Another Federal Judge Blocks Trump’s Birthright Citizenship Order

Another federal judge has blocked President Trump’s order to end birthright citizenship for the children of illegal immigrants, marking the third one to do so since a major Supreme Court decision in June.
U.S. District Judge Leo Sorokin, an Obama appointee, sided with more than a dozen states and said their nationwide injunction remains valid despite the recent limits the Supreme Court placed on nationwide rulings, The Associated Press reported.
The states say the order is unconstitutional and threatens their budgets by stripping children of the citizenship benefits tied to health and social services.
Sorokin agreed, rejecting the administration’s attempt to narrow the ruling and saying a patchwork of enforcement wouldn’t work because people move between states.
He also criticized the government’s legal argument, saying they had failed to explain how their proposal would be workable or legal.
“That is, they have never addressed what renders a proposal feasible or workable, how the defendant agencies might implement it without imposing material administrative or financial burdens on the plaintiffs, or how it squares with other relevant federal statutes,” Sorokin wrote.
“In fact, they have characterized such questions as irrelevant to the task the Court is now undertaking. The defendants’ position in this regard defies both law and logic,” he added.
New Jersey Attorney General Matthew Platkin, who helped lead the challenge, praised the decision.
“I’m thrilled the district court again barred President Trump’s flagrantly unconstitutional birthright citizenship order from taking effect anywhere,” he said.
“American-born babies are American, just as they have been at every other time in our Nation’s history. The President cannot change that legal rule with the stroke of a pen,” he said.
White House spokeswoman Abigail Jackson responded in a statement, saying the administration looks forward to “being vindicated on appeal.”
The administration has not yet filed any appeals against the three rulings now blocking the executive order.

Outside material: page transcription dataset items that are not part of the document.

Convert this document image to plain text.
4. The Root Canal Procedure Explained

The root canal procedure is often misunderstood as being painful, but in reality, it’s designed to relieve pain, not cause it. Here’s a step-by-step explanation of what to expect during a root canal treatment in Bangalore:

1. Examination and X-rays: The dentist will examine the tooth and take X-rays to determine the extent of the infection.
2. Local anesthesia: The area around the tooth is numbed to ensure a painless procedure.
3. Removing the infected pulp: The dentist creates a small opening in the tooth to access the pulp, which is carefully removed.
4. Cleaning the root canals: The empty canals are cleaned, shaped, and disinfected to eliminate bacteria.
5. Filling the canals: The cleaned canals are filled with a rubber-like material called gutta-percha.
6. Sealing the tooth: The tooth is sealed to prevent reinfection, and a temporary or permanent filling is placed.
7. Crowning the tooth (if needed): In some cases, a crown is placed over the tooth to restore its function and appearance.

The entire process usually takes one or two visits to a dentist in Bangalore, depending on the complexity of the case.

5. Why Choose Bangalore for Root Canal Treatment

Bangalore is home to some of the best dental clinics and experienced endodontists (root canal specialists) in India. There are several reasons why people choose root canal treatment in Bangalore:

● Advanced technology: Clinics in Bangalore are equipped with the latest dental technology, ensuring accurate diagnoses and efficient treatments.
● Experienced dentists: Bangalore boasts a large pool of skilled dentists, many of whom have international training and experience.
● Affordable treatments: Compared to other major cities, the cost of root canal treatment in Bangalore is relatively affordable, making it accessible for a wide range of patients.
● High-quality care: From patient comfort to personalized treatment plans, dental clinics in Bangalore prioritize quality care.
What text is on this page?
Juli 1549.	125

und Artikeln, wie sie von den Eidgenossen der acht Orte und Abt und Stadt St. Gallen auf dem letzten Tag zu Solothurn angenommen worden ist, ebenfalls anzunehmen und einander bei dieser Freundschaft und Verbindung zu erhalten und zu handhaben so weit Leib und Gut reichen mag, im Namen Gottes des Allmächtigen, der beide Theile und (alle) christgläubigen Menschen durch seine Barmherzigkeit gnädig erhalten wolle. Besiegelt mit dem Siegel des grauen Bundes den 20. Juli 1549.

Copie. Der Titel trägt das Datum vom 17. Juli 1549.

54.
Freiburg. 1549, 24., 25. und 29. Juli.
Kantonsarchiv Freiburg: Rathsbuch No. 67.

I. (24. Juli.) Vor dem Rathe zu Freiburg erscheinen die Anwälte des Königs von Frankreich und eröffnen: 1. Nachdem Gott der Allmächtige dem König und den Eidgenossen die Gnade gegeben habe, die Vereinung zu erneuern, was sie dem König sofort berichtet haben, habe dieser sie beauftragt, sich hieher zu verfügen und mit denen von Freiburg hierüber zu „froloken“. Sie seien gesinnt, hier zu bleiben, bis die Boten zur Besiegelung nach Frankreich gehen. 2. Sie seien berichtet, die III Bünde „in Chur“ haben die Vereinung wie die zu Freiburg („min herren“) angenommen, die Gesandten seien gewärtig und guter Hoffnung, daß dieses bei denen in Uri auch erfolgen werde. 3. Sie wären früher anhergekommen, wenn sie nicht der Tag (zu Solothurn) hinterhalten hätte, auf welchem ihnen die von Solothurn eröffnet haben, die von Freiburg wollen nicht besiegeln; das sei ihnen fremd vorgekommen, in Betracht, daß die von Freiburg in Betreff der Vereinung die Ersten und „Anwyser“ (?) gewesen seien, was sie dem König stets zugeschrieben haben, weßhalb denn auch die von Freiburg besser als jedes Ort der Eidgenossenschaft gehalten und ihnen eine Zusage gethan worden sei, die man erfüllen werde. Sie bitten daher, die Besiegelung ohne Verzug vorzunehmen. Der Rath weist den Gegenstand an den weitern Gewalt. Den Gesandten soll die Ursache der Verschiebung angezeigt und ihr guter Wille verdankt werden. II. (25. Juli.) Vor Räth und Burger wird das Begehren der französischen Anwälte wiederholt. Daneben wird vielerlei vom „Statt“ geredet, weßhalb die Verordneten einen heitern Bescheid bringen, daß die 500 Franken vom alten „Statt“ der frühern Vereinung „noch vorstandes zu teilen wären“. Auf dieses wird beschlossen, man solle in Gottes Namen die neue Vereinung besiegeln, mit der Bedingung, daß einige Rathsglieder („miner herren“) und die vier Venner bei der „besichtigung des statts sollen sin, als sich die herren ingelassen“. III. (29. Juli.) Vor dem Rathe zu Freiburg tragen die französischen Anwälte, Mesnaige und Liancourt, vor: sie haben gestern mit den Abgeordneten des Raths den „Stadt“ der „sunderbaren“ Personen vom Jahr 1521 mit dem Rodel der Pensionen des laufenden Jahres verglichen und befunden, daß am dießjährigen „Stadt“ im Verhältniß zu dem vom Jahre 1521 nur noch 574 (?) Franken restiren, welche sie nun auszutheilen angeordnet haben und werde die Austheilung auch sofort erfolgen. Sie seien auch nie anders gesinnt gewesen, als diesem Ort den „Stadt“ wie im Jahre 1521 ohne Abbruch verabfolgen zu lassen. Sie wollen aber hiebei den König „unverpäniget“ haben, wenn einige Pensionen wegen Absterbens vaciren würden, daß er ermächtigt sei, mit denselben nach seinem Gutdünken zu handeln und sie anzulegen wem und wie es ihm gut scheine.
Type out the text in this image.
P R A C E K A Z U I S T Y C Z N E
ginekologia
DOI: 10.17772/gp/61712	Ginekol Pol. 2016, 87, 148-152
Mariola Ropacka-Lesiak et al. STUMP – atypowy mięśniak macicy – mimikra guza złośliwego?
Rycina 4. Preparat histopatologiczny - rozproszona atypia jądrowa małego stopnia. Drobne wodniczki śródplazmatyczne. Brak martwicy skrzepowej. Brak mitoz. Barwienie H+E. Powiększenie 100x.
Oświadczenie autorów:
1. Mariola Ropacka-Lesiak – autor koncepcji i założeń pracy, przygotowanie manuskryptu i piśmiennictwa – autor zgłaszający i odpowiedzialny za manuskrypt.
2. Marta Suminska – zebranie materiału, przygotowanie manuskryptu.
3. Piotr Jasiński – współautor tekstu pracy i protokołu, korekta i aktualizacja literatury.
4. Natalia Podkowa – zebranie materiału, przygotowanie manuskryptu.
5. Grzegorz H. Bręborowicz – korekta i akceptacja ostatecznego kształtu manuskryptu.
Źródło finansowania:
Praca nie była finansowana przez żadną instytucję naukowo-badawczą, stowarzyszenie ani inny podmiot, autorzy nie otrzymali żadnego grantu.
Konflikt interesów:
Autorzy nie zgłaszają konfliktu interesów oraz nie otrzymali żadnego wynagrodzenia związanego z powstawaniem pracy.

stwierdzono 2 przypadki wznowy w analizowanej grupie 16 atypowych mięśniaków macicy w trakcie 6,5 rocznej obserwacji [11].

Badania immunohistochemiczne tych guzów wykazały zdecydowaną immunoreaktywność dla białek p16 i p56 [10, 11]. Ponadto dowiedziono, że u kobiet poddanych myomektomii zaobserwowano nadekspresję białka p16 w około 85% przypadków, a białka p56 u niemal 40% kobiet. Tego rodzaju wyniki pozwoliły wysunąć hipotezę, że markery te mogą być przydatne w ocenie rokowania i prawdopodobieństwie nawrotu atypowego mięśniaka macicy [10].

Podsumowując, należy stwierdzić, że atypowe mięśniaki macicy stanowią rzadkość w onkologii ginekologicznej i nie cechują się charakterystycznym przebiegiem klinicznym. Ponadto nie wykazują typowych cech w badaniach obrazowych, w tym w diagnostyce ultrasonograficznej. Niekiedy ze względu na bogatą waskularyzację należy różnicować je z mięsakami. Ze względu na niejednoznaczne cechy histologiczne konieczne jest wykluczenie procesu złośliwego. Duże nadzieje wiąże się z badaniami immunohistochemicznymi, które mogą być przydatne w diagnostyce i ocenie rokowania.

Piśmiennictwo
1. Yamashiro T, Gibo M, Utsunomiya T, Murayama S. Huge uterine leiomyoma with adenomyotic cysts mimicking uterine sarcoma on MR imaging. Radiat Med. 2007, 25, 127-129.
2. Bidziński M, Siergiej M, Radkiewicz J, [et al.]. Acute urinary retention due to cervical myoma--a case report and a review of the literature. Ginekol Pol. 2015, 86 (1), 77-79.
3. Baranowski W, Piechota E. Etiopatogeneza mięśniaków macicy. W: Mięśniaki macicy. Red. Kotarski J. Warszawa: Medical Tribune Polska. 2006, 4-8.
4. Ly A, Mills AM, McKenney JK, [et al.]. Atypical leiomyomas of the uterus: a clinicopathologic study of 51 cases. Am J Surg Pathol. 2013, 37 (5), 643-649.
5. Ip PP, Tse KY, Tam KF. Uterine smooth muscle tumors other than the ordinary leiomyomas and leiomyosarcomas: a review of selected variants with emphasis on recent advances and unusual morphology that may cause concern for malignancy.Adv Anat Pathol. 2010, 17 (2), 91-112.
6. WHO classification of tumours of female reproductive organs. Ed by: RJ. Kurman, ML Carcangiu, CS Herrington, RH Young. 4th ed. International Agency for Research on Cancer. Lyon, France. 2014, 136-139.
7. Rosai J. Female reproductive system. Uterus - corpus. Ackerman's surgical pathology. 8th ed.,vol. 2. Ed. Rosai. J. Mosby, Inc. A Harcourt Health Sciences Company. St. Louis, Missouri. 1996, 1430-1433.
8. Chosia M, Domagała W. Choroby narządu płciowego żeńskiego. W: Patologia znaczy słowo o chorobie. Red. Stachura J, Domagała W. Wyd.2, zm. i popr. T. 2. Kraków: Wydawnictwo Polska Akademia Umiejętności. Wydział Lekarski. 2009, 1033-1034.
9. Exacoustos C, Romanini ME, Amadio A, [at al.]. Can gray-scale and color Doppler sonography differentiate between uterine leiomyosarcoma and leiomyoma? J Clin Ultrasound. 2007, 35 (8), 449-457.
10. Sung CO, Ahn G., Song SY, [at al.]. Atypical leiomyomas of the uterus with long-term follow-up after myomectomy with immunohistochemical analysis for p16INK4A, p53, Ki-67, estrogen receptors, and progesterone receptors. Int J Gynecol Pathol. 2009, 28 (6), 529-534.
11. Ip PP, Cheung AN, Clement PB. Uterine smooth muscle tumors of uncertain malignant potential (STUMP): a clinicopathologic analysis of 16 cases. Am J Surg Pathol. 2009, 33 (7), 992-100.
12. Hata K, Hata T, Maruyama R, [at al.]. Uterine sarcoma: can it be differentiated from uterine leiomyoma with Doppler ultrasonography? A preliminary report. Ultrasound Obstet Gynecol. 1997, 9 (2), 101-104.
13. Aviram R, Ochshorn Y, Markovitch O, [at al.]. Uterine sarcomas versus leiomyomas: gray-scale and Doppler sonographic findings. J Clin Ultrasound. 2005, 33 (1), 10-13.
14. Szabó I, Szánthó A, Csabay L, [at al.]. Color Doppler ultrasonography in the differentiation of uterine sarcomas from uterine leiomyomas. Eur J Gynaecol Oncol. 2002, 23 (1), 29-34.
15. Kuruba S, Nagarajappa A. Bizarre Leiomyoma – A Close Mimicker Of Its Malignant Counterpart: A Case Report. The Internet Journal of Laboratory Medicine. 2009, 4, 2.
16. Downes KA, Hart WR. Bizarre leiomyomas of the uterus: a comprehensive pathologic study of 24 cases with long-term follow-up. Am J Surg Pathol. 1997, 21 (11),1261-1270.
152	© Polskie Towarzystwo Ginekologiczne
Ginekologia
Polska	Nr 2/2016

A federal judge in New Hampshire also issued a nationwide block earlier this month in a class-action suit and put the order on pause, but with no appeal filed, his ruling is now active. Another appeals court in San Francisco ruled this week that the order is unconstitutional and upheld a lower court’s nationwide block.
A judge in Maryland has said she would also issue a nationwide injunction if an appeals court gives her the green light.
While the Supreme Court recently limited the ability of lower courts to issue nationwide injunctions, it did leave room for exceptions — including class actions and lawsuits brought by states.
The court has not ruled on whether Trump’s birthright citizenship order is constitutional, but Sorokin made clear in his opinion that he believes it’s not.
“Trump and his administration are entitled to pursue their interpretation of the Fourteenth Amendment, and no doubt the Supreme Court will ultimately settle the question,” he wrote.
“But in the meantime, for purposes of this lawsuit at this juncture, the Executive Order is unconstitutional.”
The Trump administration argues that the 14th Amendment only covers children born to people who are “subject to the jurisdiction” of the United States — which they say excludes illegal aliens and temporary visitors.
Critics say the Constitution is clear, and that the amendment guarantees citizenship to anyone born on American soil.
Plaintiffs in the Boston case argue the president doesn’t have the authority to override that principle with an executive order, calling it a “flagrantly unlawful attempt to strip hundreds of thousands of American-born children of their citizenship based on their parentage.”
They also warn it could cost states millions in funding used to support essential services like foster care, low-income child health care, and programs for disabled students.
The Fourteenth Amendment was passed in 1868 following the Civil War to overturn the Dred Scott ruling, which had denied citizenship to a man born into slavery.